714. Best Time to Buy and Sell Stock with Transaction Fee
1. Description
You are given an array prices where prices[i] is the price of a given stock on the $i^{th}$ day, and an integer fee representing a transaction fee.
Find the maximum profit you can achieve. You may complete as many transactions as you like, but you need to pay the transaction fee for each transaction.
Note:
- You may not engage in multiple transactions simultaneously (i.e., you must sell the stock before you buy again).
- The transaction fee is only charged once for each stock purchase and sale.
2. Example
Example 1
Input: prices = [1,3,2,8,4,9], fee = 2
Output: 8
Explanation: The maximum profit can be achieved by:
- Buying at prices[0] = 1
- Selling at prices[3] = 8
- Buying at prices[4] = 4
- Selling at prices[5] = 9
The total profit is ((8 - 1) - 2) + ((9 - 4) - 2) = 8.
Example 2
Input: prices = [1,3,7,5,10,3], fee = 3
Output: 6
3. Constraints
- 1 <= prices.length <= 5 * $10^4$
- 1 <= prices[i] < 5 * $10^4$
- 0 <= fee < 5 * $10^4$
4. Solutions
Dynamic Programming
n = prices.size()
Time complexity: O(n)
Space complexity: O(1)
// Let dp[i][1] be the maximum profit on day i when holding one stock
// Let dp[i][0] be the maximum profit on day i when holding no stock
//
// State transitions:
// dp[i][1] = max(dp[i-1][1], dp[i-1][0] - prices[i] - fee)
// (keep holding, or buy today with transaction fee)
// dp[i][0] = max(dp[i-1][0], dp[i-1][1] + prices[i])

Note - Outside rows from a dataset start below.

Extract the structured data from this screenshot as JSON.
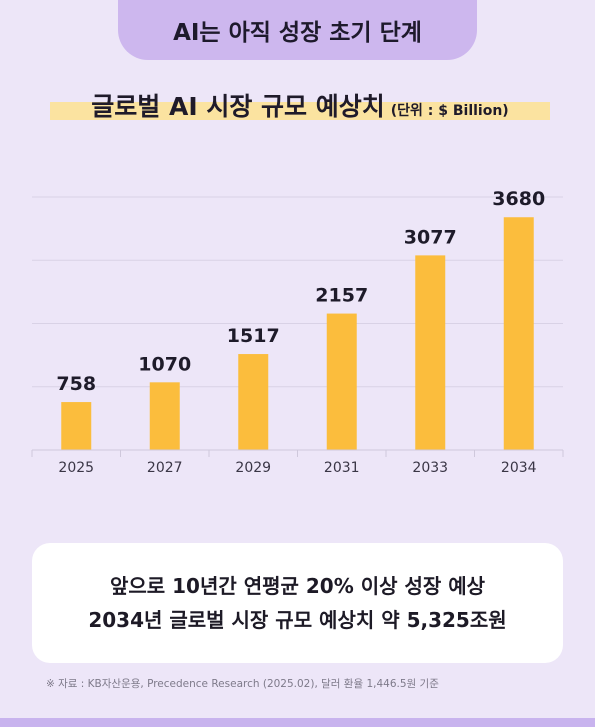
{
  "header": {
    "badge": "AI는 아직 성장 초기 단계"
  },
  "chart_data": {
    "type": "bar",
    "title": "글로벌 AI 시장 규모 예상치",
    "unit_label": "(단위 : $ Billion)",
    "categories": [
      "2025",
      "2027",
      "2029",
      "2031",
      "2033",
      "2034"
    ],
    "values": [
      758,
      1070,
      1517,
      2157,
      3077,
      3680
    ],
    "ylim": [
      0,
      4000
    ],
    "grid": true,
    "bar_color": "#fbbd3d"
  },
  "caption": {
    "line1": "앞으로 10년간 연평균 20% 이상 성장 예상",
    "line2": "2034년 글로벌 시장 규모 예상치 약 5,325조원"
  },
  "source": "※ 자료 : KB자산운용, Precedence Research (2025.02), 달러 환율 1,446.5원 기준"
}
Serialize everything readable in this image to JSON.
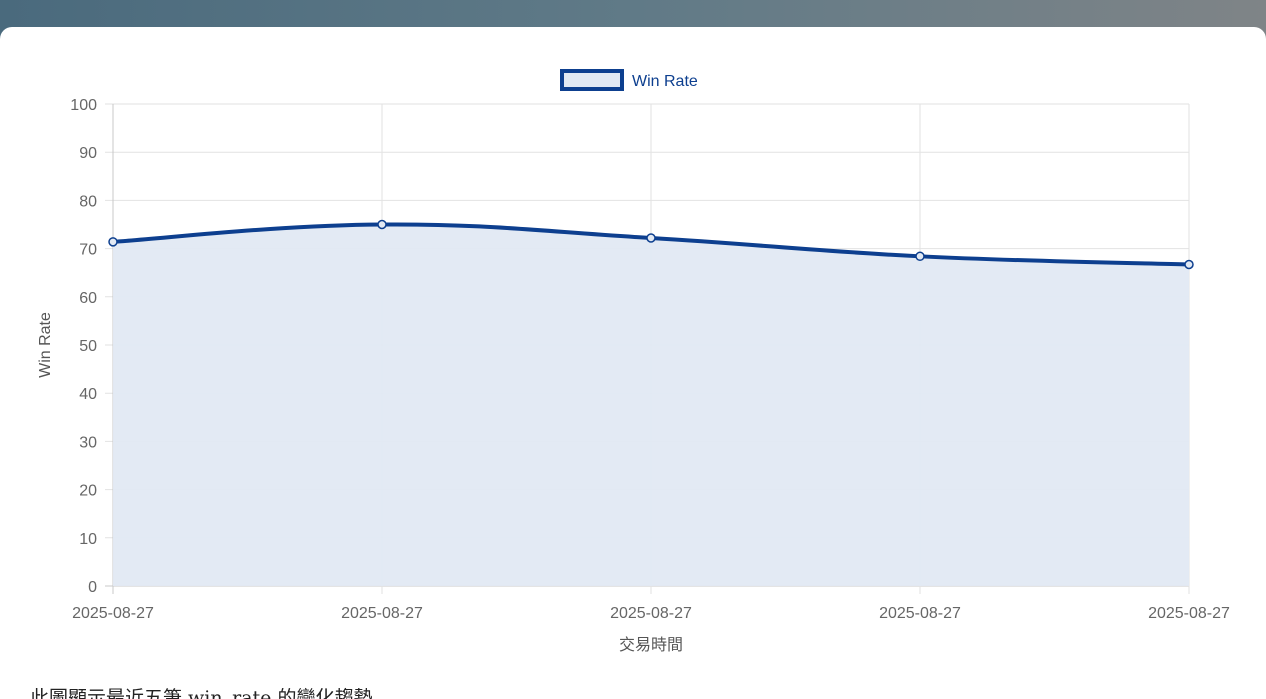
{
  "chart_data": {
    "type": "line",
    "categories": [
      "2025-08-27",
      "2025-08-27",
      "2025-08-27",
      "2025-08-27",
      "2025-08-27"
    ],
    "series": [
      {
        "name": "Win Rate",
        "values": [
          71.4,
          75.0,
          72.2,
          68.4,
          66.7
        ]
      }
    ],
    "xlabel": "交易時間",
    "ylabel": "Win Rate",
    "ylim": [
      0,
      100
    ],
    "yticks": [
      0,
      10,
      20,
      30,
      40,
      50,
      60,
      70,
      80,
      90,
      100
    ],
    "grid": true,
    "filled": true,
    "smooth": true,
    "legend_position": "top",
    "line_color": "#0d3f8f",
    "fill_color": "#e2e9f3"
  },
  "caption": "此圖顯示最近五筆 win_rate 的變化趨勢。"
}
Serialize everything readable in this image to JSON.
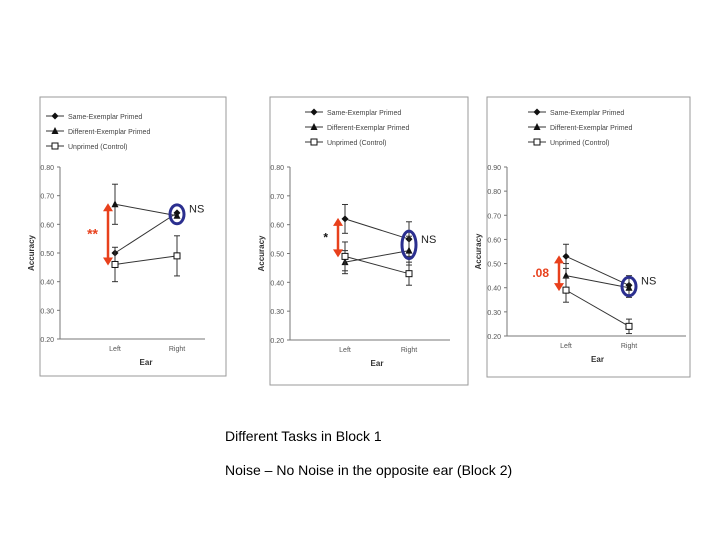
{
  "captions": {
    "line1": "Different Tasks in Block 1",
    "line2": "Noise – No Noise in the opposite ear (Block 2)"
  },
  "colors": {
    "arrow": "#e8401c",
    "ellipse": "#2b2f8f",
    "annotation_red": "#e8401c"
  },
  "chart_data": [
    {
      "type": "line",
      "categories": [
        "Left",
        "Right"
      ],
      "xlabel": "Ear",
      "ylabel": "Accuracy",
      "ylim": [
        0.2,
        0.8
      ],
      "yticks": [
        "0.20",
        "0.30",
        "0.40",
        "0.50",
        "0.60",
        "0.70",
        "0.80"
      ],
      "legend": [
        "Same-Exemplar Primed",
        "Different-Exemplar Primed",
        "Unprimed (Control)"
      ],
      "series": [
        {
          "name": "Same-Exemplar Primed",
          "marker": "diamond",
          "values": [
            0.5,
            0.64
          ],
          "errors": [
            0.0,
            0.0
          ]
        },
        {
          "name": "Different-Exemplar Primed",
          "marker": "triangle",
          "values": [
            0.67,
            0.63
          ],
          "errors": [
            0.07,
            0.0
          ]
        },
        {
          "name": "Unprimed (Control)",
          "marker": "square",
          "values": [
            0.46,
            0.49
          ],
          "errors": [
            0.06,
            0.07
          ]
        }
      ],
      "annotations": {
        "left": "**",
        "right": "NS"
      }
    },
    {
      "type": "line",
      "categories": [
        "Left",
        "Right"
      ],
      "xlabel": "Ear",
      "ylabel": "Accuracy",
      "ylim": [
        0.2,
        0.8
      ],
      "yticks": [
        "0.20",
        "0.30",
        "0.40",
        "0.50",
        "0.60",
        "0.70",
        "0.80"
      ],
      "legend": [
        "Same-Exemplar Primed",
        "Different-Exemplar Primed",
        "Unprimed (Control)"
      ],
      "series": [
        {
          "name": "Same-Exemplar Primed",
          "marker": "diamond",
          "values": [
            0.62,
            0.55
          ],
          "errors": [
            0.05,
            0.06
          ]
        },
        {
          "name": "Different-Exemplar Primed",
          "marker": "triangle",
          "values": [
            0.47,
            0.51
          ],
          "errors": [
            0.04,
            0.05
          ]
        },
        {
          "name": "Unprimed (Control)",
          "marker": "square",
          "values": [
            0.49,
            0.43
          ],
          "errors": [
            0.05,
            0.04
          ]
        }
      ],
      "annotations": {
        "left": "*",
        "right": "NS"
      }
    },
    {
      "type": "line",
      "categories": [
        "Left",
        "Right"
      ],
      "xlabel": "Ear",
      "ylabel": "Accuracy",
      "ylim": [
        0.2,
        0.9
      ],
      "yticks": [
        "0.20",
        "0.30",
        "0.40",
        "0.50",
        "0.60",
        "0.70",
        "0.80",
        "0.90"
      ],
      "legend": [
        "Same-Exemplar Primed",
        "Different-Exemplar Primed",
        "Unprimed (Control)"
      ],
      "series": [
        {
          "name": "Same-Exemplar Primed",
          "marker": "diamond",
          "values": [
            0.53,
            0.41
          ],
          "errors": [
            0.05,
            0.04
          ]
        },
        {
          "name": "Different-Exemplar Primed",
          "marker": "triangle",
          "values": [
            0.45,
            0.4
          ],
          "errors": [
            0.05,
            0.04
          ]
        },
        {
          "name": "Unprimed (Control)",
          "marker": "square",
          "values": [
            0.39,
            0.24
          ],
          "errors": [
            0.05,
            0.03
          ]
        }
      ],
      "annotations": {
        "left": ".08",
        "right": "NS"
      }
    }
  ]
}
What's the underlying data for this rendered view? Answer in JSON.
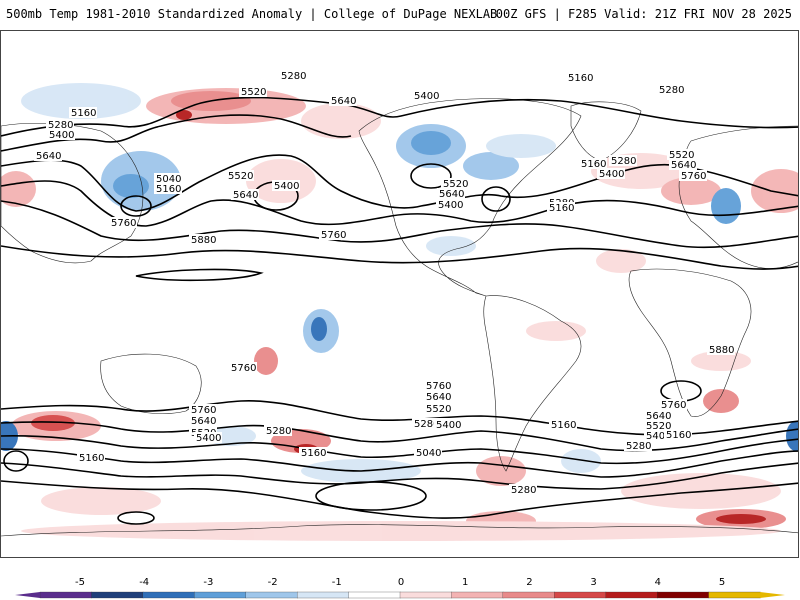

// (keep not holding, or sell today)
//
// Since dp[i] only depends on dp[i-1], we compress the DP states
// into constant space using two variables for each state.
class Solution {
public:
int maxProfit(const vector<int> &prices, const int fee) {
int a1 = -prices[0] - fee, b1 = 0, a2 = 0, b2 = 0;
const int n = prices.size();
for (int i = 1; i < n; ++i) {
a2 = max(a1, b1 - prices[i] - fee);
b2 = max(b1, a1 + prices[i]);
a1 = a2;
b1 = b2;
}
return max(b2, 0);
}
};